In the minutes I have remaining, I turn to the matter of who is going to get the compensation. As I said, the compensation is paid up to a maximum of $75,000, though nothing will compensate people in real terms for what they go through. The legislation makes plain in section 1061PAA the qualifications for an Australian victim of terrorism overseas payment. The person has to be a primary or secondary victim of a declared overseas terrorist act. The person or the person's close family members must not have been involved in the commission of the terrorist act—in other words, they must not have been involved in aiding, abetting, counselling or procuring in connection with the terrorist act or involved in it in any other way, including the conspiracy. The person has to have been an Australian resident or a person resident in Australia on the day that the terrorist act occurred. There is a legal basis to determine whether a person is a resident of Australia—they have to be an Australian citizen or an Australian resident. Both categories are covered by the definition. A person is defined as a primary victim if they were in the place where the terrorist act occurred and were harmed, within the meaning of the Criminal Code, as a direct result of the terrorist act. The definition is pretty clear: the person had to be injured in a bomb explosion where they lost an arm or a leg or received lacerations or another injury.

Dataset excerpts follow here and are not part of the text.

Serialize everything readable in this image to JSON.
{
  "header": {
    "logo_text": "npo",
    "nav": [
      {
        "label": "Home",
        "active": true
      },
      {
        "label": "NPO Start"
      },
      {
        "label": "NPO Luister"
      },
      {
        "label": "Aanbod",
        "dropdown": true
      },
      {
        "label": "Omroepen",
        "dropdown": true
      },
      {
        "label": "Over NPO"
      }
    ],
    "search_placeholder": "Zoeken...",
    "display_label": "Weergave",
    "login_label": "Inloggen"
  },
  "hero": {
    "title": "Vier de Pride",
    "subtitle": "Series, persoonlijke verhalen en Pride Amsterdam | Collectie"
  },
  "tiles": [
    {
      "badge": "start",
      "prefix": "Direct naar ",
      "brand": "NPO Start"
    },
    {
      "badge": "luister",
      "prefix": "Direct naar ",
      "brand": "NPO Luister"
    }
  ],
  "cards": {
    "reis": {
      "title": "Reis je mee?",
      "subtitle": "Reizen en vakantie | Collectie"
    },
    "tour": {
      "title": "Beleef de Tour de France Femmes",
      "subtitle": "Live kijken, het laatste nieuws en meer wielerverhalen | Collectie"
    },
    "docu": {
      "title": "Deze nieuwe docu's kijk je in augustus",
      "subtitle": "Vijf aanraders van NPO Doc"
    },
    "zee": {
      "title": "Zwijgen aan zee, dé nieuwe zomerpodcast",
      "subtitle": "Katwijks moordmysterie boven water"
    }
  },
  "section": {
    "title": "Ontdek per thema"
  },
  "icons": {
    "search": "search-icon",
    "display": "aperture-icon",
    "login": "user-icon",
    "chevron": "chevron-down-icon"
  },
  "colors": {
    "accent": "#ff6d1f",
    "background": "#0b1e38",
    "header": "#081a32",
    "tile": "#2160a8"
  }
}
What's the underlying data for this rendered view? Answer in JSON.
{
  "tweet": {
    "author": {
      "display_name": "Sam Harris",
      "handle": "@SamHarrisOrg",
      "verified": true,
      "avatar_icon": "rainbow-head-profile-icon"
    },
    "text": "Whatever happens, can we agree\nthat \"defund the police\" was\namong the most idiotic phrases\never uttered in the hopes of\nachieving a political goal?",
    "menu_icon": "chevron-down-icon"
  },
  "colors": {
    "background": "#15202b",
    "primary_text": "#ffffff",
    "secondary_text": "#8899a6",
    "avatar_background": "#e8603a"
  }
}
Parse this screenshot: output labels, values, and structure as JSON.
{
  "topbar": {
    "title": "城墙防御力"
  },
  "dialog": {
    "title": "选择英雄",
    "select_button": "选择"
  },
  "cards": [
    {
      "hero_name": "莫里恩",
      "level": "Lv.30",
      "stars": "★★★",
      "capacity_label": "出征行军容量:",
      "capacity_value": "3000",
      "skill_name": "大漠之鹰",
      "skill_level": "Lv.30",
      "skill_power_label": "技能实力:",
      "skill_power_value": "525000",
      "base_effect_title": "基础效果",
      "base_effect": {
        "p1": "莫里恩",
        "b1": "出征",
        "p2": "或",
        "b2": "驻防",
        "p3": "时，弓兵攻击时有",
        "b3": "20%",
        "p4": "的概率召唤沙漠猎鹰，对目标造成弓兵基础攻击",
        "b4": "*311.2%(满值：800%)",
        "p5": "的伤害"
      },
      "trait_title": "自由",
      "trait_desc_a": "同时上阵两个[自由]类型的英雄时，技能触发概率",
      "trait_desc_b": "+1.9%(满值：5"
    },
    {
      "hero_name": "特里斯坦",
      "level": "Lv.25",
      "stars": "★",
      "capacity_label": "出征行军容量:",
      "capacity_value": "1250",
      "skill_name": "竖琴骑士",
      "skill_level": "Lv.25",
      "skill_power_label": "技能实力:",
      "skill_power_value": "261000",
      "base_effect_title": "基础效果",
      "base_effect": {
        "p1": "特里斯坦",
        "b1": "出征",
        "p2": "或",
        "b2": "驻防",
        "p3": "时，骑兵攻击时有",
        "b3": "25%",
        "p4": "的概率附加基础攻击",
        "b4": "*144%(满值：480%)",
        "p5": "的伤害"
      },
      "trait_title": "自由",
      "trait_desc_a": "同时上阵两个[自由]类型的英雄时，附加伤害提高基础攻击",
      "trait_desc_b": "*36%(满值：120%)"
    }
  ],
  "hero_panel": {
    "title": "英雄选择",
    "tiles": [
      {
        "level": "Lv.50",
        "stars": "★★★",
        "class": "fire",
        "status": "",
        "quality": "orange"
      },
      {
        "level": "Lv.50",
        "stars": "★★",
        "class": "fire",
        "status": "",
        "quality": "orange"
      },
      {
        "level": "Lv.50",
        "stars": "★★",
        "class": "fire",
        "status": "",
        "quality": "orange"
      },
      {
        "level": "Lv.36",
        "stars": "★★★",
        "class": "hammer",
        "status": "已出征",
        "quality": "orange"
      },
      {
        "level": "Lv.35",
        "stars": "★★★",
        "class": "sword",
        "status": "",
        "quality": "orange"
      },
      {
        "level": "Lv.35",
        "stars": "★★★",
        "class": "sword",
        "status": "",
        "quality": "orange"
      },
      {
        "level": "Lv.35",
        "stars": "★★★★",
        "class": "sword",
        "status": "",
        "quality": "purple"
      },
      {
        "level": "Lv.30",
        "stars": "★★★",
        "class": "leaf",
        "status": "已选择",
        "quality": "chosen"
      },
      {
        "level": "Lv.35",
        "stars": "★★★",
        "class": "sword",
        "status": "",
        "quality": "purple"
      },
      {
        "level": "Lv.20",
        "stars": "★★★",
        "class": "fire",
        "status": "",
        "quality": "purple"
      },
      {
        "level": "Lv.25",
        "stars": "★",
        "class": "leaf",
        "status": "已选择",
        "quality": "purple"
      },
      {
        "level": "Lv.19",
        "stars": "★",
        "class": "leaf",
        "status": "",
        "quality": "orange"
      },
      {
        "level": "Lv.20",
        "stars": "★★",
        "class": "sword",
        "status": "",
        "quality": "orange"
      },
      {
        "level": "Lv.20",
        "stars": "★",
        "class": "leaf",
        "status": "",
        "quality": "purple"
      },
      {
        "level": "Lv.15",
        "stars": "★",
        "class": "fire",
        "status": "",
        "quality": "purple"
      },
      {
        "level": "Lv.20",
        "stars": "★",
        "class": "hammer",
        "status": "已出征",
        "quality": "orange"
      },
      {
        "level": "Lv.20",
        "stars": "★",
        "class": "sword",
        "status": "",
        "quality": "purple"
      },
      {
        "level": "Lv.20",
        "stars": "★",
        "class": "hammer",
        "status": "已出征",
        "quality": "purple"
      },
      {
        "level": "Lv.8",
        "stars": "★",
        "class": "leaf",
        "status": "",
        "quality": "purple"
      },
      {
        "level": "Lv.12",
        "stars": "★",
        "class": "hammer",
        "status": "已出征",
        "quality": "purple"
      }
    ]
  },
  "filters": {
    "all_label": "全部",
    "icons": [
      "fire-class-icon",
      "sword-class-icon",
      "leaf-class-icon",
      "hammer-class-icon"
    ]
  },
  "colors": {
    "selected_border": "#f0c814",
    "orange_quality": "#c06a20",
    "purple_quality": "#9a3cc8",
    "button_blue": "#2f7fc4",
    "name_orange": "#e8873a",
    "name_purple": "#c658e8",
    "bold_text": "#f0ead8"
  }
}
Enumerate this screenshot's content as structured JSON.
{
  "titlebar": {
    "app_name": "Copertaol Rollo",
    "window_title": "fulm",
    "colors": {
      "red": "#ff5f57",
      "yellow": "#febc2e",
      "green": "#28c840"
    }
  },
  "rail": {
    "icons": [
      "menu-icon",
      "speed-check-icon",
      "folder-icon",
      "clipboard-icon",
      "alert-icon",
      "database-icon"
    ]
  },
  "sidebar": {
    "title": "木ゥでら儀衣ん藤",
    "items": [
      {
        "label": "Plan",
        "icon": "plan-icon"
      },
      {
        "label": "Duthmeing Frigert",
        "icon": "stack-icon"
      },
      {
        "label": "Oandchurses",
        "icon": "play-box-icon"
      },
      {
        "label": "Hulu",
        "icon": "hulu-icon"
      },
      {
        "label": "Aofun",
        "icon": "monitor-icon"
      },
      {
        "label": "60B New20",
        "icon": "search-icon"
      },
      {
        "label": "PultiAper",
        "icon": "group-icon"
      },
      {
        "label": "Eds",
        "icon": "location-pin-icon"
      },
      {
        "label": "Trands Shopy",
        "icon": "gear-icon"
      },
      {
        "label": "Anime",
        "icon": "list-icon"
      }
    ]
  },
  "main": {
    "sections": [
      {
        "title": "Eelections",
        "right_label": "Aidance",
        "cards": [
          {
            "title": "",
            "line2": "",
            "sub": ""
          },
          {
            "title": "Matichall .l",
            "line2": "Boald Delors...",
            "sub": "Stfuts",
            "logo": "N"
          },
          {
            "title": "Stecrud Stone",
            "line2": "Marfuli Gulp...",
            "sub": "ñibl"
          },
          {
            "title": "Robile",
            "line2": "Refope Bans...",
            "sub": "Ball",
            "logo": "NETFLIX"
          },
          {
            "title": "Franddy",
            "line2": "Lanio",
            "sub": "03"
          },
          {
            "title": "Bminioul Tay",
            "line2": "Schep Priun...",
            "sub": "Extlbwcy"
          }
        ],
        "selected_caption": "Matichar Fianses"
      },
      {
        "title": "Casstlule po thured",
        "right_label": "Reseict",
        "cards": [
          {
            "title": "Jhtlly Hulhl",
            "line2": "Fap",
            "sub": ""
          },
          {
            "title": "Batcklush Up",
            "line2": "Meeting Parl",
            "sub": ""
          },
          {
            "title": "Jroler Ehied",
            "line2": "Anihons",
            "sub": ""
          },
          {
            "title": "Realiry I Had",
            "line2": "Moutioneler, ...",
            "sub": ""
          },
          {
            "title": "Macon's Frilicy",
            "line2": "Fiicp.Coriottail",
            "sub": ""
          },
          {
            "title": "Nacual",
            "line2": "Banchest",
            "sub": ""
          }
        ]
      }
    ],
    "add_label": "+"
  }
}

The eligibility for compensation of secondary victims is important because it is not just the person who is injured but also their close relatives who are often victims. Because they survive, it is the close relatives of the injured person who feel the pain. The definition says that a person is a secondary victim of a declared overseas terrorist act if they are a close member of the primary victim's family, and the primary victim must have been in the place where the terrorist act occurred and have died as a direct result of the terrorist act before the end of two years from the date that the terrorist act occurred.

Close family members are defined—and I applaud the government for this definition—as the person's partner, the person's child, the person's parent, the person's sibling or the person's legal guardian. It is important to extend eligibility for compensation to make sure that the family of the person who died is given assistance. There are often expenses associated with a person's dying. Any person who has been involved in civil litigation involving the loss of a person in, say, a car accident or an accident at work knows that this is the case. The damages specified in the bill make some reference to the Veterans' Entitlements Act. As I explained, there is also a definition of what it means to be involved in the commission of a declared overseas terrorist act.

This bill is important. It is a just bill. It brings some legal rigour and some consistency of policy and administration to the subject. It is important that we provide the assistance specified by the bill, and it surprises me that Australian governments of both political persuasions did not think about introducing a bill such as this a long time ago. I am pleased to support this bill, whose provisions for assistance will—I hope— never have to be called on by any Australian family suffering as so many Australian families have suffered in the past.